Transcript
From a style point of view, we think of ourselves as growth at reasonable price investors. We think you buy emerging markets for growth. We think you buy equity for growth, but we’re also very aware of the importance of valuation in driving forward returns.
One of our other core values is the importance of liquidity. We’re not looking to trade on a high frequency in this portfolio. We’re relatively long-term investors. We hold a stock, typically, for two to three years. But in the emerging markets, it’s crucial to be able to move in and out of investments when the time is right, and the opportunities are appearing or disappearing.
There’s two things we need to do to achieve that. One is to right-size the product, to make sure we don’t run too much money. There are emerging market strategies out there that are $10, $20, $30, $50 billion. We have no interest in running something of that size because it would constrain our ability to act in our clients’ interests.
It also gives us a preference, generally, for the larger and more liquid companies in any index. So, we do tend to own larger companies, but that’s because of a focus on liquidity, rather than the view of size-driving returns.
So, we’re looking for sustained outperformance of the emerging market index, but that to be measured over a period of, perhaps, three to five years. The volatility in the asset class and the highly differentiated nature of our portfolio means that at any given month or quarter could be up or down, relative to the index. But over longer periods, to steadily and sustainably outperform the index.
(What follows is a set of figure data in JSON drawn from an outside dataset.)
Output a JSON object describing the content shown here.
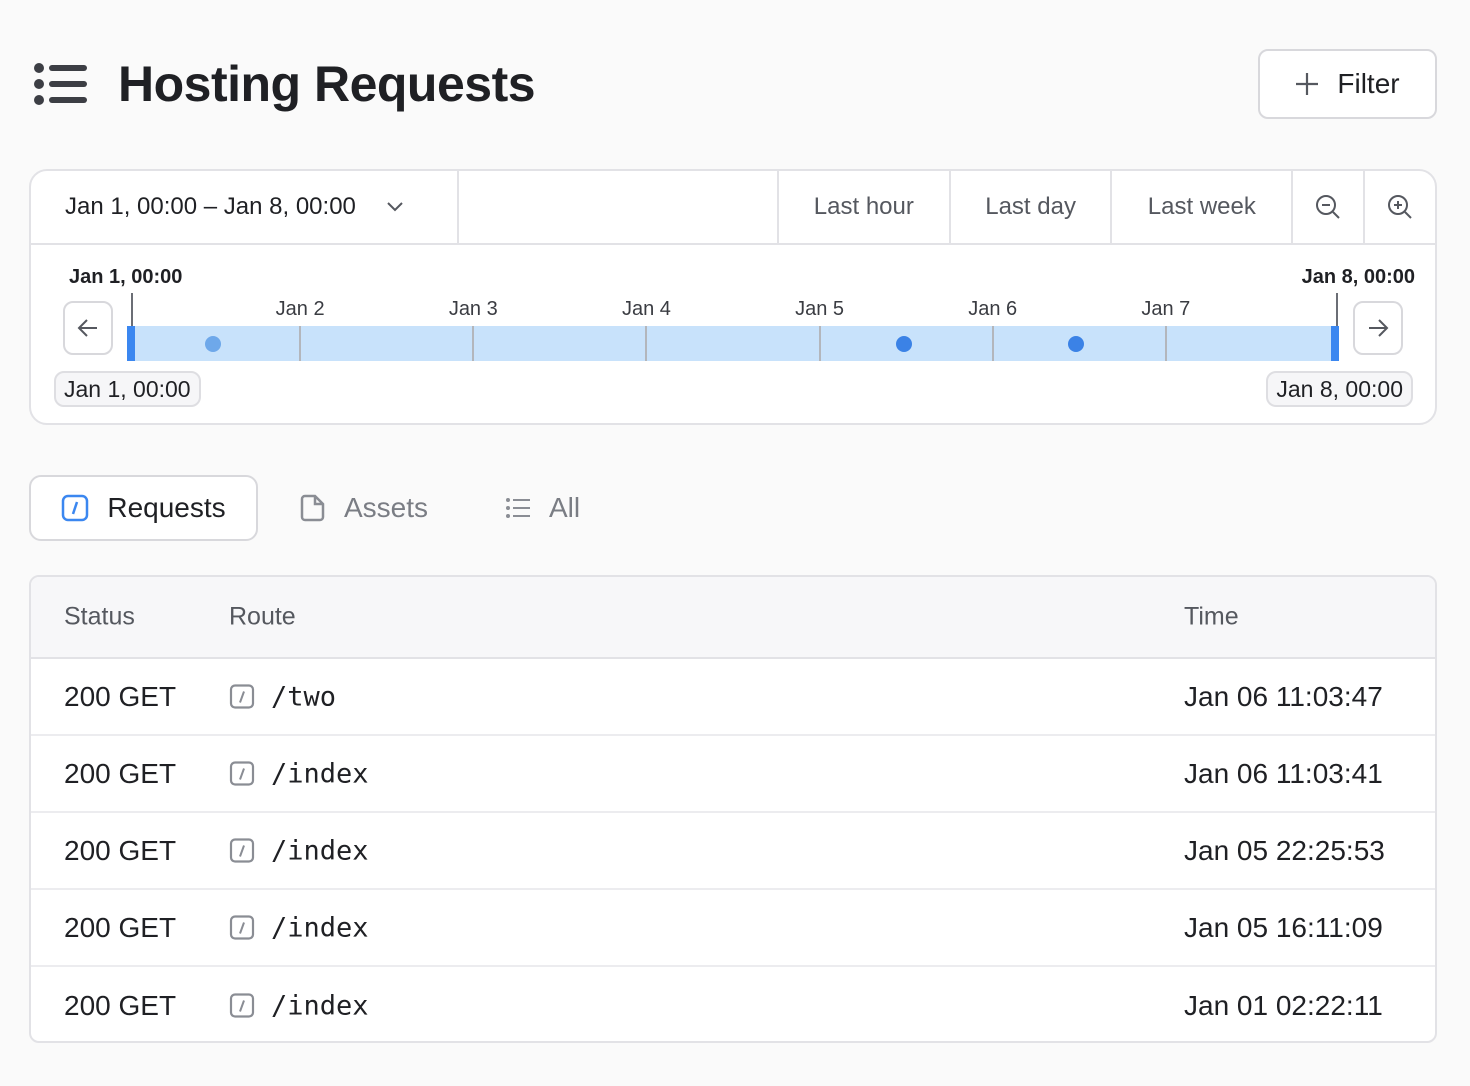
{
  "header": {
    "title": "Hosting Requests",
    "filter_label": "Filter"
  },
  "timerange": {
    "range_label": "Jan 1, 00:00 – Jan 8, 00:00",
    "presets": [
      "Last hour",
      "Last day",
      "Last week"
    ],
    "start_label": "Jan 1, 00:00",
    "end_label": "Jan 8, 00:00",
    "ticks": [
      "Jan 2",
      "Jan 3",
      "Jan 4",
      "Jan 5",
      "Jan 6",
      "Jan 7"
    ],
    "start_pill": "Jan 1, 00:00",
    "end_pill": "Jan 8, 00:00",
    "accent": "#3b87f0"
  },
  "tabs": [
    {
      "label": "Requests",
      "active": true
    },
    {
      "label": "Assets"
    },
    {
      "label": "All"
    }
  ],
  "table": {
    "columns": [
      "Status",
      "Route",
      "Time"
    ],
    "rows": [
      {
        "status": "200 GET",
        "route": "/two",
        "time": "Jan 06 11:03:47"
      },
      {
        "status": "200 GET",
        "route": "/index",
        "time": "Jan 06 11:03:41"
      },
      {
        "status": "200 GET",
        "route": "/index",
        "time": "Jan 05 22:25:53"
      },
      {
        "status": "200 GET",
        "route": "/index",
        "time": "Jan 05 16:11:09"
      },
      {
        "status": "200 GET",
        "route": "/index",
        "time": "Jan 01 02:22:11"
      }
    ]
  }
}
It’s important to have a medium-term view. I think long-term is a dangerous approach. Our view is that emerging markets as an asset class are characterised by booms and busts, and that the key risks and opportunities sit around those. There are long-term winners, but a portfolio that is positioned only for the very long term is one that is at risk of being on the wrong side of some of those, particularly the busts.
And so, we’re focused at any one time of looking at what’s happening in the market, in the economics, and in the politics, but with a two-to-three-year view. We think that’s about the optimal investment horizon. So, yes, long-term in that sense, but not strategically long-term of deciding that Country X is a winner for the next decade.